The opinion of the court was delivered by: Milton I. Shadur Senior United States District Judge


This memorandum is occasioned by the November 10 issuance of the long-awaited opinion of our Court of Appeals in Bond v. Utreras, No. 07-2651, 2009 WL 3737802. For a full understanding of any claimed relationship between Bond and this Court's recent rulings in this case, some background explanation is in order.

This long-pending 42 U.S.C. § 1983 ("Section 1983") action against the City of Chicago ("City") and a number of its police officers has been delayed in substantial part by the fact that the targeted officers include some members of the now-notorious SOS unit who have been indicted and are awaiting prosecution for alleged violations of state criminal statutes.*fn1 This Court has sought to balance the rights of the plaintiffs and the defendant officers under those circumstances in a number of ways -- for example, it has not permitted the depositions of those officers to proceed before their criminal trials,*fn2 because their inevitable invocation of their Fifth Amendment privileges against self-incrimination in response to virtually all inquiries during those depositions would become the basis for adverse inferences in this civil action, as it could not in their criminal cases.

Another aspect of narrowing the potential discovery in this case from the norm has been this Court's issuance of a broad protective order, the current version of which*fn3 includes (among other things) the treatment of complaint register ("CR") files on an "Attorneys' Eyes Only" basis--that latter restriction being based on the then-assumed premise that such files implicated the privacy interests of the officers who had been charged with misconduct by members of the public. Then, early in July 2009, a letter sent by plaintiffs' counsel to City's counsel sought the public release of a very large volume of CR files that had been produced in discovery under that protective order.

City responded to that letter by filing its July 14 Motion referred to in n. 3, urging among other grounds that this Court should defer ruling on plaintiffs' counsel's effort to go public with the CRs pending the issuance of an opinion in Bond, a case that involved a far different factual situation but that might perhaps give rise to some language that could cast light on the issues before this Court. This Court did not find that suggestion particularly persuasive, because Bond had then been awaiting decision for more than a year (it had been argued on June 3, 2008) and it could not be predicted with any assurance when the opinion would be forthcoming.

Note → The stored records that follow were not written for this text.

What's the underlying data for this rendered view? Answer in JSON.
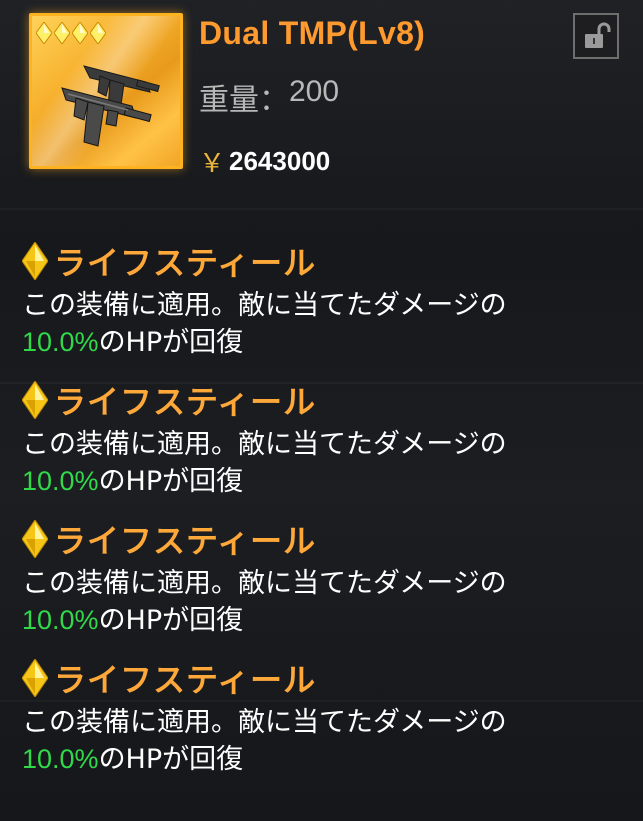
{
  "item": {
    "name": "Dual TMP(Lv8)",
    "weight_label": "重量：",
    "weight_value": "200",
    "currency_symbol": "￥",
    "price": "2643000",
    "rank_gems": 4,
    "image_icon": "dual-tmp-gun-icon",
    "lock_icon": "unlocked-padlock-icon"
  },
  "skills": [
    {
      "name": "ライフスティール",
      "desc_line1": "この装備に適用。敵に当てたダメージの",
      "percent": "10.0%",
      "desc_line2": "のHPが回復"
    },
    {
      "name": "ライフスティール",
      "desc_line1": "この装備に適用。敵に当てたダメージの",
      "percent": "10.0%",
      "desc_line2": "のHPが回復"
    },
    {
      "name": "ライフスティール",
      "desc_line1": "この装備に適用。敵に当てたダメージの",
      "percent": "10.0%",
      "desc_line2": "のHPが回復"
    },
    {
      "name": "ライフスティール",
      "desc_line1": "この装備に適用。敵に当てたダメージの",
      "percent": "10.0%",
      "desc_line2": "のHPが回復"
    }
  ],
  "colors": {
    "accent_orange": "#ff9a2e",
    "gem_gold": "#f5c518",
    "percent_green": "#31d94a",
    "frame_gold": "#ffb21f"
  }
}
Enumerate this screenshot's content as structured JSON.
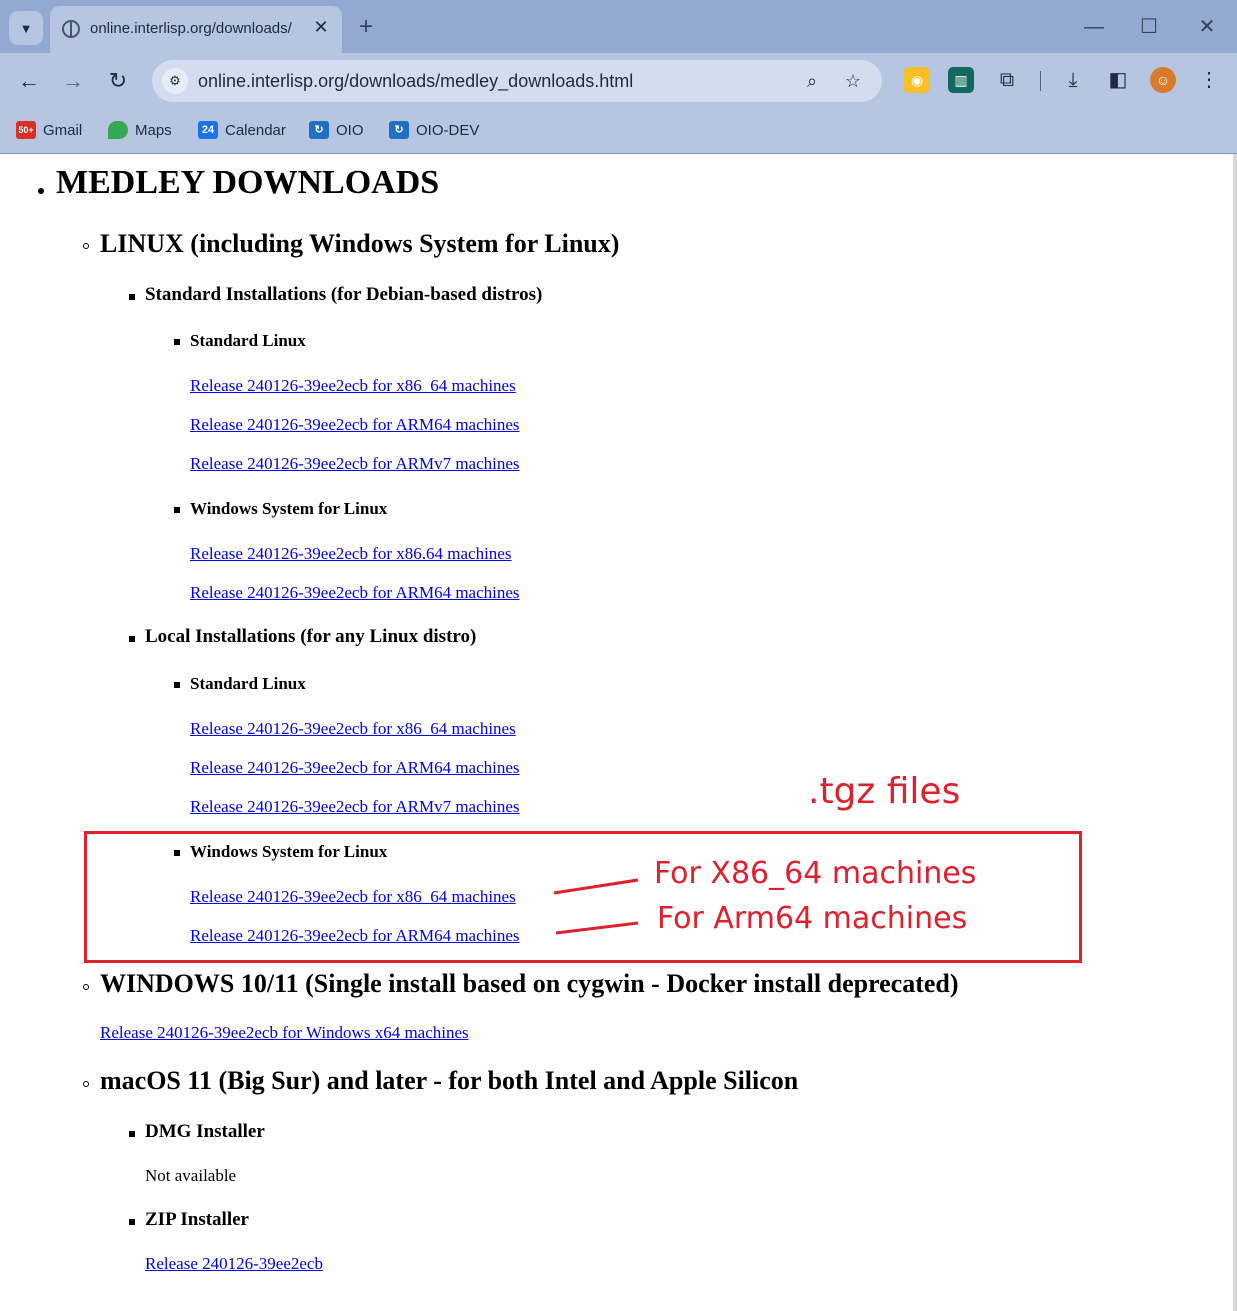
{
  "browser": {
    "tab_title": "online.interlisp.org/downloads/",
    "url": "online.interlisp.org/downloads/medley_downloads.html",
    "bookmarks": [
      {
        "label": "Gmail"
      },
      {
        "label": "Maps"
      },
      {
        "label": "Calendar"
      },
      {
        "label": "OIO"
      },
      {
        "label": "OIO-DEV"
      }
    ],
    "badges": {
      "gmail": "50+",
      "calendar": "24"
    },
    "icons": {
      "tab_search": "chevron-down-icon",
      "favicon": "globe-icon",
      "tab_close": "close-icon",
      "new_tab": "plus-icon",
      "minimize": "minimize-icon",
      "maximize": "maximize-icon",
      "close_window": "close-icon",
      "back": "back-arrow-icon",
      "forward": "forward-arrow-icon",
      "reload": "reload-icon",
      "site_info": "tune-icon",
      "zoom": "zoom-icon",
      "bookmark": "star-icon",
      "extensions": "puzzle-icon",
      "downloads": "download-icon",
      "side_panel": "side-panel-icon",
      "menu": "kebab-menu-icon"
    }
  },
  "page": {
    "title": "MEDLEY DOWNLOADS",
    "linux": {
      "heading": "LINUX (including Windows System for Linux)",
      "standard": {
        "heading": "Standard Installations (for Debian-based distros)",
        "std_linux": {
          "heading": "Standard Linux",
          "links": [
            "Release 240126-39ee2ecb for x86_64 machines",
            "Release 240126-39ee2ecb for ARM64 machines",
            "Release 240126-39ee2ecb for ARMv7 machines"
          ]
        },
        "wsl": {
          "heading": "Windows System for Linux",
          "links": [
            "Release 240126-39ee2ecb for x86.64 machines",
            "Release 240126-39ee2ecb for ARM64 machines"
          ]
        }
      },
      "local": {
        "heading": "Local Installations (for any Linux distro)",
        "std_linux": {
          "heading": "Standard Linux",
          "links": [
            "Release 240126-39ee2ecb for x86_64 machines",
            "Release 240126-39ee2ecb for ARM64 machines",
            "Release 240126-39ee2ecb for ARMv7 machines"
          ]
        },
        "wsl": {
          "heading": "Windows System for Linux",
          "links": [
            "Release 240126-39ee2ecb for x86_64 machines",
            "Release 240126-39ee2ecb for ARM64 machines"
          ]
        }
      }
    },
    "windows": {
      "heading": "WINDOWS 10/11 (Single install based on cygwin - Docker install deprecated)",
      "link": "Release 240126-39ee2ecb for Windows x64 machines"
    },
    "macos": {
      "heading": "macOS 11 (Big Sur) and later - for both Intel and Apple Silicon",
      "dmg": {
        "heading": "DMG Installer",
        "text": "Not available"
      },
      "zip": {
        "heading": "ZIP Installer",
        "link": "Release 240126-39ee2ecb"
      }
    }
  },
  "annotations": {
    "tgz": ".tgz files",
    "x86": "For X86_64 machines",
    "arm": "For Arm64 machines",
    "color": "#e21f2c"
  }
}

Accordingly this Court decided to address on the merits the issue posed by defendants' Motion. And as if to demonstrate that timing is everything, just a few days later (on July 20) the Illinois Appellate Court for the Fourth District issued its opinion in Gekas v. Williamson, 2009 WL 2185509--an opinion that scotched the premise on which the confidentiality of the CRs had been assumed and on which the restrictions in the protective order had been thought to be justified: Gekas held that police personnel had no rights of privacy in the content or results of such charges of misconduct lodged against them by members of the public.

Hence on August 13 this Court ruled orally, based on the just-described Gekas ruling, that the "Attorneys' Eyes Only" restriction should be lifted, at which point the CRs might then be made publicly available if plaintiffs' counsel so chose--a constitutionally protected right (see, e.g., Jepson Inc. v. Makita Elec. Works, Ltd., 30 F.3d 854, 858 (7th Cir. 1994) and cases cited there). Although this Court's ensuing brief August 14 memorandum confirming its oral ruling has already quoted part of the Gekas opinion, that language (at *8, emphasis added) is worth repeating as a vital part of the predicate for considering the relevance (if any) of Bond to this case:

Unlike a performance evaluation, the Division's records are not generated for Gillette's personal use, and they do not concern his personal affairs. What he does in his capacity as a deputy sheriff is not his private business. Whether he used excessive force or otherwise committed misconduct during an investigation or arrest is not his private business. Internal-affairs files that scrutinize what a police officer did by the authority of his or her badge do not have the personal connotations of an employment application, a tax form, or a request for medical leave. Not every scrap of paper that enters a personnel file necessarily is personal information.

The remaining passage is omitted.